Angesichts all dieser wichtigen Erkenntnisse zu grundlegenden Dingen unseres Daseins muten die herausragenden Entdeckungen der drei verbleibenden Preisträger fast banal an. Und doch sind sie alles andere als zu verachten, denn sie beschäftigen sich mit dem Alltag, der uns alle immer wieder einholt und unser Leben bestimmt. Gerade die zunehmende Zahl an Menschen, die mit Computern arbeiten, werden Chris Niswander aus Tucson zutiefst dankbar sein für sein Programm PawSense, das ein ungemein verbreitetes und äußerst ärgerliches Problem löst: Es erkennt, wenn eine Katze über die Tastatur läuft. Der dafür verliehene Ig-Nobelpreis für Informatik ist sicher nicht für die Katz'!

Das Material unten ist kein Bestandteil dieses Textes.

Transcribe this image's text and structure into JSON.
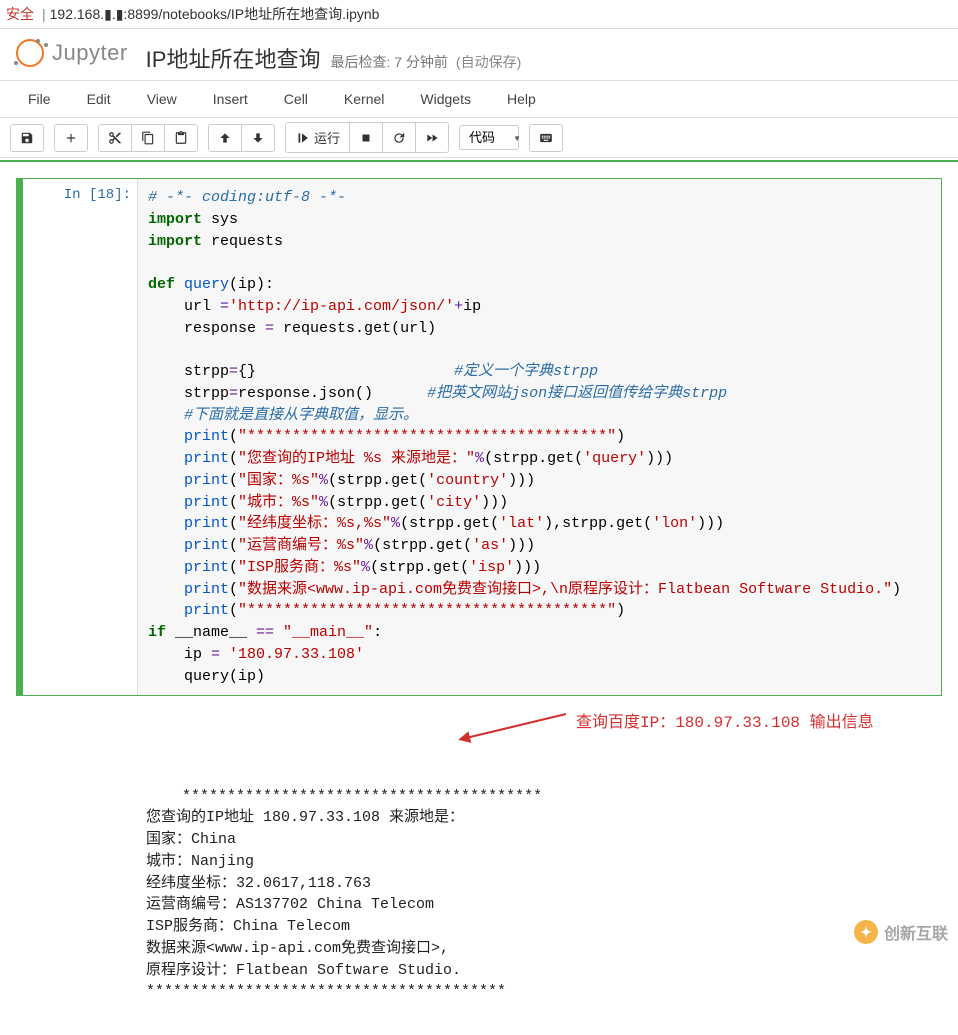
{
  "urlbar": {
    "status": "安全",
    "addr": "192.168.▮.▮:8899/notebooks/IP地址所在地查询.ipynb"
  },
  "header": {
    "logo_text": "Jupyter",
    "title": "IP地址所在地查询",
    "last_checked": "最后检查: 7 分钟前",
    "autosave": "(自动保存)"
  },
  "menu": {
    "file": "File",
    "edit": "Edit",
    "view": "View",
    "insert": "Insert",
    "cell": "Cell",
    "kernel": "Kernel",
    "widgets": "Widgets",
    "help": "Help"
  },
  "toolbar": {
    "run": "运行",
    "celltype": "代码"
  },
  "cell": {
    "prompt": "In  [18]:",
    "code": {
      "l1_cmt": "# -*- coding:utf-8 -*-",
      "l2_kw": "import",
      "l2_mod": " sys",
      "l3_kw": "import",
      "l3_mod": " requests",
      "l5_def": "def",
      "l5_fn": " query",
      "l5_sig": "(ip):",
      "l6": "    url ",
      "l6_op": "=",
      "l6_s1": "'http://ip-api.com/json/'",
      "l6_op2": "+",
      "l6_v": "ip",
      "l7": "    response ",
      "l7_op": "=",
      "l7_r": " requests.get(url)",
      "l9": "    strpp",
      "l9_op": "=",
      "l9_b": "{}                      ",
      "l9_cmt": "#定义一个字典strpp",
      "l10": "    strpp",
      "l10_op": "=",
      "l10_r": "response.json()      ",
      "l10_cmt": "#把英文网站json接口返回值传给字典strpp",
      "l11_cmt": "    #下面就是直接从字典取值，显示。",
      "l12_fn": "    print",
      "l12_a": "(",
      "l12_s": "\"****************************************\"",
      "l12_c": ")",
      "l13_fn": "    print",
      "l13_a": "(",
      "l13_s": "\"您查询的IP地址 %s 来源地是：\"",
      "l13_op": "%",
      "l13_r": "(strpp.get(",
      "l13_s2": "'query'",
      "l13_c": ")))",
      "l14_fn": "    print",
      "l14_a": "(",
      "l14_s": "\"国家：%s\"",
      "l14_op": "%",
      "l14_r": "(strpp.get(",
      "l14_s2": "'country'",
      "l14_c": ")))",
      "l15_fn": "    print",
      "l15_a": "(",
      "l15_s": "\"城市：%s\"",
      "l15_op": "%",
      "l15_r": "(strpp.get(",
      "l15_s2": "'city'",
      "l15_c": ")))",
      "l16_fn": "    print",
      "l16_a": "(",
      "l16_s": "\"经纬度坐标：%s,%s\"",
      "l16_op": "%",
      "l16_r": "(strpp.get(",
      "l16_s2": "'lat'",
      "l16_m": "),strpp.get(",
      "l16_s3": "'lon'",
      "l16_c": ")))",
      "l17_fn": "    print",
      "l17_a": "(",
      "l17_s": "\"运营商编号：%s\"",
      "l17_op": "%",
      "l17_r": "(strpp.get(",
      "l17_s2": "'as'",
      "l17_c": ")))",
      "l18_fn": "    print",
      "l18_a": "(",
      "l18_s": "\"ISP服务商：%s\"",
      "l18_op": "%",
      "l18_r": "(strpp.get(",
      "l18_s2": "'isp'",
      "l18_c": ")))",
      "l19_fn": "    print",
      "l19_a": "(",
      "l19_s": "\"数据来源<www.ip-api.com免费查询接口>,\\n原程序设计：Flatbean Software Studio.\"",
      "l19_c": ")",
      "l20_fn": "    print",
      "l20_a": "(",
      "l20_s": "\"****************************************\"",
      "l20_c": ")",
      "l21_if": "if",
      "l21_n": " __name__ ",
      "l21_op": "==",
      "l21_s": " \"__main__\"",
      "l21_c": ":",
      "l22": "    ip ",
      "l22_op": "=",
      "l22_s": " '180.97.33.108'",
      "l23": "    query(ip)"
    },
    "output": "****************************************\n您查询的IP地址 180.97.33.108 来源地是：\n国家：China\n城市：Nanjing\n经纬度坐标：32.0617,118.763\n运营商编号：AS137702 China Telecom\nISP服务商：China Telecom\n数据来源<www.ip-api.com免费查询接口>,\n原程序设计：Flatbean Software Studio.\n****************************************",
    "annotation": "查询百度IP：180.97.33.108 输出信息"
  },
  "watermark": "创新互联"
}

Mit einem anderen, sehr menschlichen Bedürfnis beschäftigten sich Jonathan Wyatt, Gordon McNaughton und William Tullet in Glasgow. Sie untersuchten die Standfestigkeit von Porzellantoiletten in Glasgow und kamen zu alarmierenden Ergebnissen – es bestand eine nicht unerhebliche Gefahr, dass diese stillen Örtchen mit einem lauten Krach zusammenbrechen. Für die Veröffentlichung der Resultate im Scottish Medical Journal vom Dezember 1993 (Abstract) erhielten sie den Ig-Nobelpreis für Gesundheitswesen.

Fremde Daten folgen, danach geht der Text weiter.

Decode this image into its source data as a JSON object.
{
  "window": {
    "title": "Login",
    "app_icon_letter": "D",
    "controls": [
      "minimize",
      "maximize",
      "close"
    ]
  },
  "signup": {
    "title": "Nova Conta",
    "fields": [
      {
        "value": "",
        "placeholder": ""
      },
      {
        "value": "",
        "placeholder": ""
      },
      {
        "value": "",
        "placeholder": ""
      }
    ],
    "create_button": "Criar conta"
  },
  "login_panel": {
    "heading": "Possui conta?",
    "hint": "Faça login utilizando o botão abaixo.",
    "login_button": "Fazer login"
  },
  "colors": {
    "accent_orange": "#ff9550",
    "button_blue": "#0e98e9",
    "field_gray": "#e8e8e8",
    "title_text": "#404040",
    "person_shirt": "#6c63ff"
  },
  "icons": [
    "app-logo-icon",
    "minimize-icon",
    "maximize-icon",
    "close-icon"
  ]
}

Genug vom Krach hatte auch die britische Marine. Sie wies ihre Kapitäne an, in Zukunft auf Kanonenfeuer zu verzichten. Damit den Soldaten und wohl auch den Zuschauern der wahre Eindruck der Geschütze nicht verloren geht – und um die Realitätsnähe in Manövern zu wahren – musste natürlich Ersatz her. Der jedoch ist schon an Bord, in Form von Hunderten Soldaten, die mit aller Kraft "Bang!" rufen. Ein wahrhaft löblicher Beitrag zum Frieden, für den es dementsprechend auch den Ig-Friedensnobelpreis gab. Ahoi!